Lunghe agitazioni sindacali hanno scosso il sistema sanitario pubblico e quello scolastico. E campagne come quella che ha puntato fino all’ultimo a deportare i flussi migratori in Ruanda, hanno solo peggiorato l’immagine neo-populista dei conservatori inglesi. La spirale si è ulteriormente avvitata con la guerra ucraina, che da un lato ha visto Londra rilucidare le sue medaglie di potenza militare (soprattutto nell’intelligence); ma dall’altro ha portato più inflazione che negli Usa o nella stessa Ue. Per questo Starmer avrà appena il tempo di festeggiare un trionfo elettorale solo carico di responsabilità.

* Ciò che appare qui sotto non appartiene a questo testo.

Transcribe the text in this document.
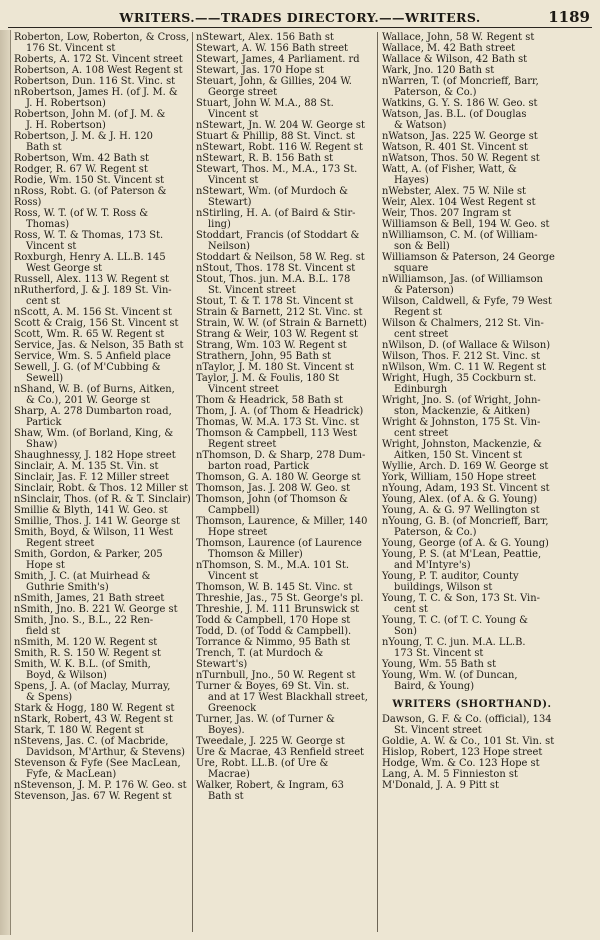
WRITERS.——TRADES DIRECTORY.——WRITERS.	1189
Roberton, Low, Roberton, & Cross,
176 St. Vincent st
Roberts, A. 172 St. Vincent street
Robertson, A. 108 West Regent st
Robertson, Dun. 116 St. Vinc. st
nRobertson, James H. (of J. M. &
J. H. Robertson)
Robertson, John M. (of J. M. &
J. H. Robertson)
Robertson, J. M. & J. H. 120
Bath st
Robertson, Wm. 42 Bath st
Rodger, R. 67 W. Regent st
Rodie, Wm. 150 St. Vincent st
nRoss, Robt. G. (of Paterson & Ross)
Ross, W. T. (of W. T. Ross &
Thomas)
Ross, W. T. & Thomas, 173 St.
Vincent st
Roxburgh, Henry A. LL.B. 145
West George st
Russell, Alex. 113 W. Regent st
nRutherford, J. & J. 189 St. Vin-
cent st
nScott, A. M. 156 St. Vincent st
Scott & Craig, 156 St. Vincent st
Scott, Wm. R. 65 W. Regent st
Service, Jas. & Nelson, 35 Bath st
Service, Wm. S. 5 Anfield place
Sewell, J. G. (of M'Cubbing &
Sewell)
nShand, W. B. (of Burns, Aitken,
& Co.), 201 W. George st
Sharp, A. 278 Dumbarton road,
Partick
Shaw, Wm. (of Borland, King, &
Shaw)
Shaughnessy, J. 182 Hope street
Sinclair, A. M. 135 St. Vin. st
Sinclair, Jas. F. 12 Miller street
Sinclair, Robt. & Thos. 12 Miller st
nSinclair, Thos. (of R. & T. Sinclair)
Smillie & Blyth, 141 W. Geo. st
Smillie, Thos. J. 141 W. George st
Smith, Boyd, & Wilson, 11 West
Regent street
Smith, Gordon, & Parker, 205
Hope st
Smith, J. C. (at Muirhead &
Guthrie Smith's)
nSmith, James, 21 Bath street
nSmith, Jno. B. 221 W. George st
Smith, Jno. S., B.L., 22 Ren-
field st
nSmith, M. 120 W. Regent st
Smith, R. S. 150 W. Regent st
Smith, W. K. B.L. (of Smith,
Boyd, & Wilson)
Spens, J. A. (of Maclay, Murray,
& Spens)
Stark & Hogg, 180 W. Regent st
nStark, Robert, 43 W. Regent st
Stark, T. 180 W. Regent st
nStevens, Jas. C. (of Macbride,
Davidson, M'Arthur, & Stevens)
Stevenson & Fyfe (See MacLean,
Fyfe, & MacLean)
nStevenson, J. M. P. 176 W. Geo. st
Stevenson, Jas. 67 W. Regent st
nStewart, Alex. 156 Bath st
Stewart, A. W. 156 Bath street
Stewart, James, 4 Parliament. rd
Stewart, Jas. 170 Hope st
Steuart, John, & Gillies, 204 W.
George street
Stuart, John W. M.A., 88 St.
Vincent st
nStewart, Jn. W. 204 W. George st
Stuart & Phillip, 88 St. Vinct. st
nStewart, Robt. 116 W. Regent st
nStewart, R. B. 156 Bath st
Stewart, Thos. M., M.A., 173 St.
Vincent st
nStewart, Wm. (of Murdoch &
Stewart)
nStirling, H. A. (of Baird & Stir-
ling)
Stoddart, Francis (of Stoddart &
Neilson)
Stoddart & Neilson, 58 W. Reg. st
nStout, Thos. 178 St. Vincent st
Stout, Thos. jun. M.A. B.L. 178
St. Vincent street
Stout, T. & T. 178 St. Vincent st
Strain & Barnett, 212 St. Vinc. st
Strain, W. W. (of Strain & Barnett)
Strang & Weir, 103 W. Regent st
Strang, Wm. 103 W. Regent st
Strathern, John, 95 Bath st
nTaylor, J. M. 180 St. Vincent st
Taylor, J. M. & Foulis, 180 St
Vincent street
Thom & Headrick, 58 Bath st
Thom, J. A. (of Thom & Headrick)
Thomas, W. M.A. 173 St. Vinc. st
Thomson & Campbell, 113 West
Regent street
nThomson, D. & Sharp, 278 Dum-
barton road, Partick
Thomson, G. A. 180 W. George st
Thomson, Jas. J. 208 W. Geo. st
Thomson, John (of Thomson &
Campbell)
Thomson, Laurence, & Miller, 140
Hope street
Thomson, Laurence (of Laurence
Thomson & Miller)
nThomson, S. M., M.A. 101 St.
Vincent st
Thomson, W. B. 145 St. Vinc. st
Threshie, Jas., 75 St. George's pl.
Threshie, J. M. 111 Brunswick st
Todd & Campbell, 170 Hope st
Todd, D. (of Todd & Campbell).
Torrance & Nimmo, 95 Bath st
Trench, T. (at Murdoch & Stewart's)
nTurnbull, Jno., 50 W. Regent st
Turner & Boyes, 69 St. Vin. st.
and at 17 West Blackhall street,
Greenock
Turner, Jas. W. (of Turner &
Boyes).
Tweedale, J. 225 W. George st
Ure & Macrae, 43 Renfield street
Ure, Robt. LL.B. (of Ure &
Macrae)
Walker, Robert, & Ingram, 63
Bath st
Wallace, John, 58 W. Regent st
Wallace, M. 42 Bath street
Wallace & Wilson, 42 Bath st
Wark, Jno. 120 Bath st
nWarren, T. (of Moncrieff, Barr,
Paterson, & Co.)
Watkins, G. Y. S. 186 W. Geo. st
Watson, Jas. B.L. (of Douglas
& Watson)
nWatson, Jas. 225 W. George st
Watson, R. 401 St. Vincent st
nWatson, Thos. 50 W. Regent st
Watt, A. (of Fisher, Watt, &
Hayes)
nWebster, Alex. 75 W. Nile st
Weir, Alex. 104 West Regent st
Weir, Thos. 207 Ingram st
Williamson & Bell, 194 W. Geo. st
nWilliamson, C. M. (of William-
son & Bell)
Williamson & Paterson, 24 George
square
nWilliamson, Jas. (of Williamson
& Paterson)
Wilson, Caldwell, & Fyfe, 79 West
Regent st
Wilson & Chalmers, 212 St. Vin-
cent street
nWilson, D. (of Wallace & Wilson)
Wilson, Thos. F. 212 St. Vinc. st
nWilson, Wm. C. 11 W. Regent st
Wright, Hugh, 35 Cockburn st.
Edinburgh
Wright, Jno. S. (of Wright, John-
ston, Mackenzie, & Aitken)
Wright & Johnston, 175 St. Vin-
cent street
Wright, Johnston, Mackenzie, &
Aitken, 150 St. Vincent st
Wyllie, Arch. D. 169 W. George st
York, William, 150 Hope street
nYoung, Adam, 193 St. Vincent st
Young, Alex. (of A. & G. Young)
Young, A. & G. 97 Wellington st
nYoung, G. B. (of Moncrieff, Barr,
Paterson, & Co.)
Young, George (of A. & G. Young)
Young, P. S. (at M'Lean, Peattie,
and M'Intyre's)
Young, P. T. auditor, County
buildings, Wilson st
Young, T. C. & Son, 173 St. Vin-
cent st
Young, T. C. (of T. C. Young &
Son)
nYoung, T. C. jun. M.A. LL.B.
173 St. Vincent st
Young, Wm. 55 Bath st
Young, Wm. W. (of Duncan,
Baird, & Young)
WRITERS (SHORTHAND).
Dawson, G. F. & Co. (official), 134
St. Vincent street
Goldie, A. W. & Co., 101 St. Vin. st
Hislop, Robert, 123 Hope street
Hodge, Wm. & Co. 123 Hope st
Lang, A. M. 5 Finnieston st
M'Donald, J. A. 9 Pitt st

Ciò che sembra accomunare la nuova leadership britannica a quella che comunque emergerà in Francia – e a quelle che guidano Paesi come la Germania e l’Italia – è l’aspettativa forte di risposte concrete e rapide: soprattutto sul versante salariale e del welfare pubblico, ma anche su quello della crescita. Londra non deve rispettare i parametri monetari e finanziari Ue, però non può neppure muoversi sullo scacchiere geoeconomico con la massa potenziale dei Ventisette. Sul piano militare il Regno Unito è soprattutto un corsaro, anche se di prima classe: protagonista dell’allargamento della Nato all’Asia e del rilancio del riarmo occidentale. La libertà di manovra britannica è comunque sempre legata all’evoluzione della “Relazione Speciale” con gli Usa, dove la leadership “dem” di Joe Biden è insidiata nell’arco di mesi da quella di Donald Trump.
Il vero “golden asset” di Londra resta ancora la City finanziaria, che infatti ha tifato apertamente per il Labour. La rottura con la finanza dell’euro, la guerra ucraina (che ha allontanato molti oligarchi russi di casa sul Tamigi), oltre al raffreddamento dei rapporti con la Cina, hanno creato condizioni via via più sfavorevoli per il primato della City come piattaforma finanziaria globale.
Non ci vorrà comunque molto a capire se Londra cercherà nuova sponda in Europa o se la Ue troverà al di là della Manica un faro per comporre le esigenze dell’economia con schieramenti sociopolitici fratturati e polarizzati.